At the outset of every project, we provide our clients with a Marketing Roadmap. Part of this marketing guide is a keyword analysis. As shown in the post linked to above, we use those puppies to create headlines in an editorial calendar. Those headlines become blog posts, and those blog posts become the optimized-for-search content of the client's website.
It starts with finding the right keywords.
Now, simply identifying strong keywords isn't enough. This might already be obvious to you. Merely popping up in search results is only handy if your content is relevant to the search query. The ratio between the folks that see you in search results and the folks that click through to the web-page can be measured in impressions vs. clicks.
Not all keywords are created equal, either. I like to compare them using two metrics: search volume (how many folks are searching for this phrase?) and competition (how many relevant results pop up when the phrase is searched?) Naturally, when looking for good keywords to use, you're looking for that sweet combination of high volume and low competition. Sometimes you might have to settle for medium volume or competition, but sometimes you don't. Sometimes folks just can't find the answers they're looking for, and the question they're asking has everything to do with you.
In my own marketing non-jargon, that's what I like to call a sweet situation.
In the case of Ubertronix, we found ourselves in just that.
Big-picture-wise, Ubertronix is more about smart gadgets in general than one particular variety. If they sense a need in the market that can be filled with a little inventiveness, then they'll create something to fill that need. For practical purposes, most of their current line of products revolves around a line of camera triggers. My job is to help them sell those bad boys, so catering to the shutter-nut market is a big part of that.
In light of their purpose (to provide smart gadgets to smart people) and their practical need (sell more product), we ran a few sets of keyword analysis (using three free tools, Google Keyword Research Tool, Google Traffic Estimator and a healthy sanity check by yours truly).
The first analysis followed the phrase "smart gadget" down the rabbit hole, and turned up results that we rely on for the long game, the purpose of Ubertronix.
The second analysis went right for the jugular- cameras, camera accessories, high-speed photography, dslr's, etc... We found a lot of volume for phrases like these, and a lot of competition as well. Then that sweet situation turned up. Many google-goers were asking a particular, and pretty critical question: When shopping for a camera, should I buy a Canon or a Nikon?
Now, that's a question, not a keyword. The keyword that represents this question, however, had extremely low competition given the high search volume. Not surprising, really, since it takes an expert to answer that question. I'm no camera expert, but my copywriter knew a thing or two about cameras, not to mention the founder of Ubertronix himself. We decided we'd answer that question, and we'd to it with authority.
We also sprinkled in some other keywords for good measure, heck, (promotional consideration sponsored by Small Biz Triage), why not? But you'll notice another thing about that blog post, it isn't a slave to SEO. It reads as if a well informed human being wrote it. All those keywords are about as useful as a hill of beans (maybe less useful) if you don't have good content that's worth a read or, better yet a share.

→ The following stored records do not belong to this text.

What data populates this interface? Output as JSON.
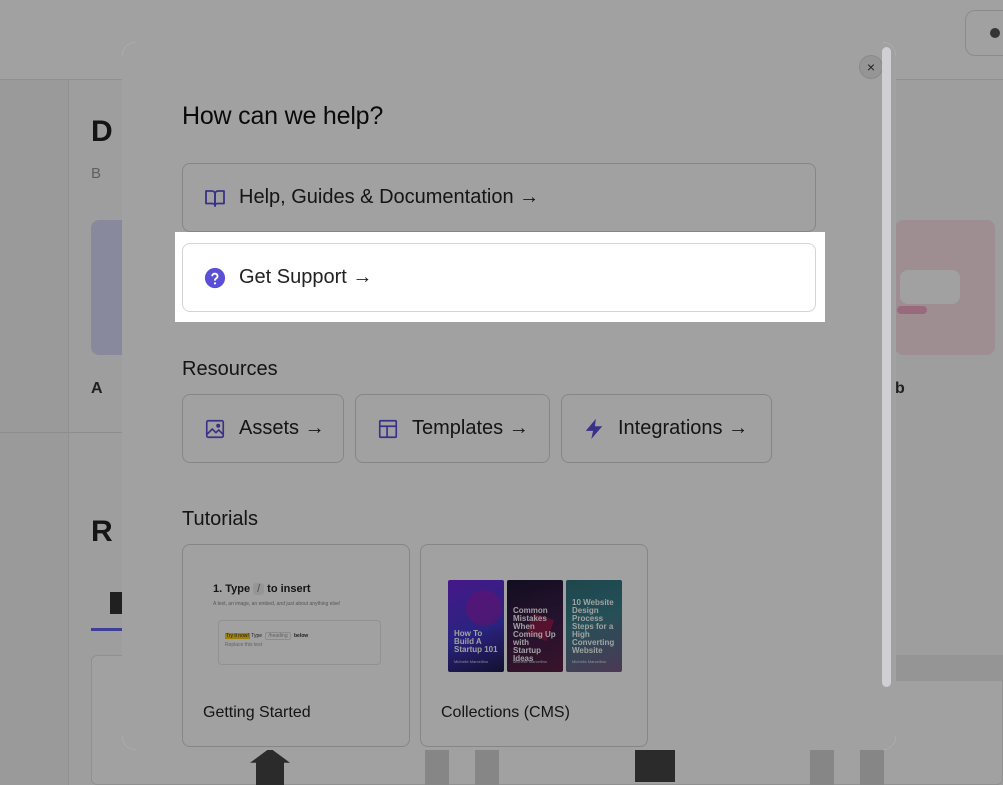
{
  "modal": {
    "title": "How can we help?",
    "close_glyph": "×",
    "links": {
      "help_docs": "Help, Guides & Documentation →",
      "get_support": "Get Support →"
    },
    "resources": {
      "title": "Resources",
      "items": [
        "Assets →",
        "Templates →",
        "Integrations →"
      ]
    },
    "tutorials": {
      "title": "Tutorials",
      "getting_started": {
        "label": "Getting Started",
        "thumb_heading_pre": "1. Type",
        "thumb_slash": "/",
        "thumb_heading_post": "to insert",
        "thumb_line": "A text, an image, an embed, and just about anything else!",
        "thumb_highlight": "Try it now!",
        "thumb_type": "Type",
        "thumb_chip": "/heading",
        "thumb_below": "below",
        "thumb_sub": "Replace this text"
      },
      "collections": {
        "label": "Collections (CMS)",
        "books": [
          {
            "title": "How To Build A Startup 101",
            "author": "Michelle Marcellino"
          },
          {
            "title": "Common Mistakes When Coming Up with Startup Ideas",
            "author": "Michelle Marcellino"
          },
          {
            "title": "10 Website Design Process Steps for a High Converting Website",
            "author": "Michelle Marcellino"
          }
        ]
      }
    }
  },
  "colors": {
    "accent": "#5b4fd6",
    "border": "#d4d4d8",
    "overlay": "rgba(0,0,0,0.37)"
  },
  "icons": {
    "help_docs": "book-open-icon",
    "get_support": "question-circle-icon",
    "assets": "image-icon",
    "templates": "layout-icon",
    "integrations": "lightning-bolt-icon",
    "close": "close-icon"
  }
}
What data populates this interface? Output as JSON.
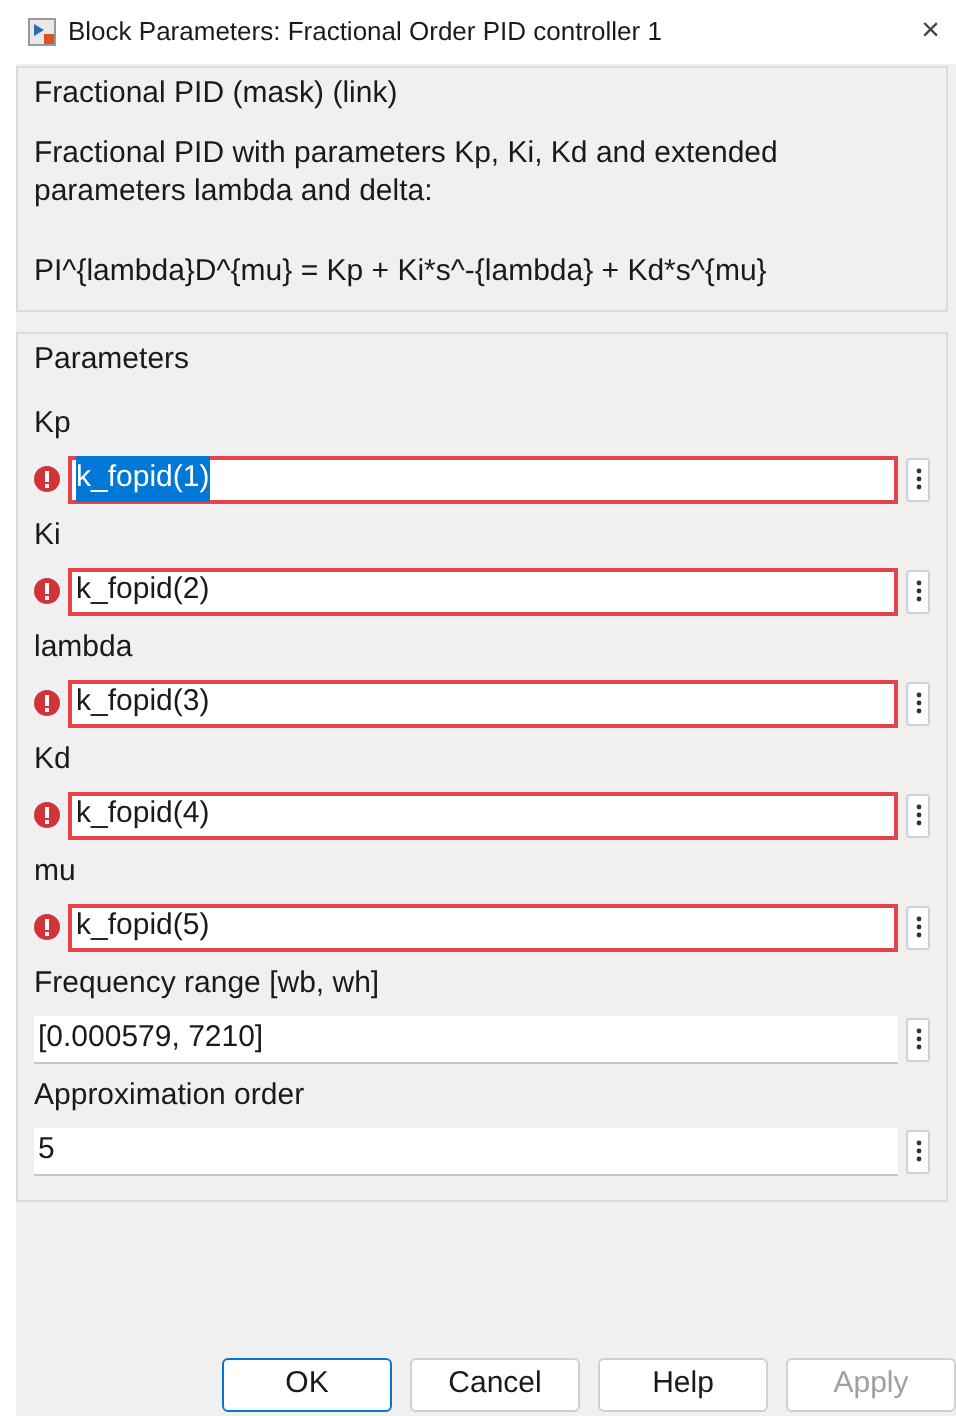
{
  "window": {
    "title": "Block Parameters: Fractional Order PID controller 1",
    "close": "×"
  },
  "description": {
    "title": "Fractional PID (mask) (link)",
    "text": "Fractional PID with parameters Kp, Ki, Kd and extended parameters lambda and delta:",
    "formula": "PI^{lambda}D^{mu} = Kp + Ki*s^-{lambda} + Kd*s^{mu}"
  },
  "parameters": {
    "title": "Parameters",
    "items": [
      {
        "label": "Kp",
        "value": "k_fopid(1)",
        "error": true,
        "selected": true
      },
      {
        "label": "Ki",
        "value": "k_fopid(2)",
        "error": true,
        "selected": false
      },
      {
        "label": "lambda",
        "value": "k_fopid(3)",
        "error": true,
        "selected": false
      },
      {
        "label": "Kd",
        "value": "k_fopid(4)",
        "error": true,
        "selected": false
      },
      {
        "label": "mu",
        "value": "k_fopid(5)",
        "error": true,
        "selected": false
      },
      {
        "label": "Frequency range [wb, wh]",
        "value": "[0.000579, 7210]",
        "error": false,
        "selected": false
      },
      {
        "label": "Approximation order",
        "value": "5",
        "error": false,
        "selected": false
      }
    ]
  },
  "buttons": [
    {
      "label": "OK",
      "focused": true,
      "disabled": false
    },
    {
      "label": "Cancel",
      "focused": false,
      "disabled": false
    },
    {
      "label": "Help",
      "focused": false,
      "disabled": false
    },
    {
      "label": "Apply",
      "focused": false,
      "disabled": true
    }
  ]
}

End result: Over one month (31 days), that one post was responsible for 76% of the search generated clicks site-wide. Safe to say, some new eyeballs saw the Ubertronix logo over that time. And we know some of those people eagerly snapped up some of the products too.
Full disclosure: Traffic for that post has since fell off a bit. We still get clicks, but not as many. Competition for keywords changes all the time thanks to marketers ruining everything. Search volume changes over time too, though maybe in a more organic fashion. Good thing we update our editorial calendars monthly.
This month we're trying out a photo contest. So far so good. I'll let you all know how it goes.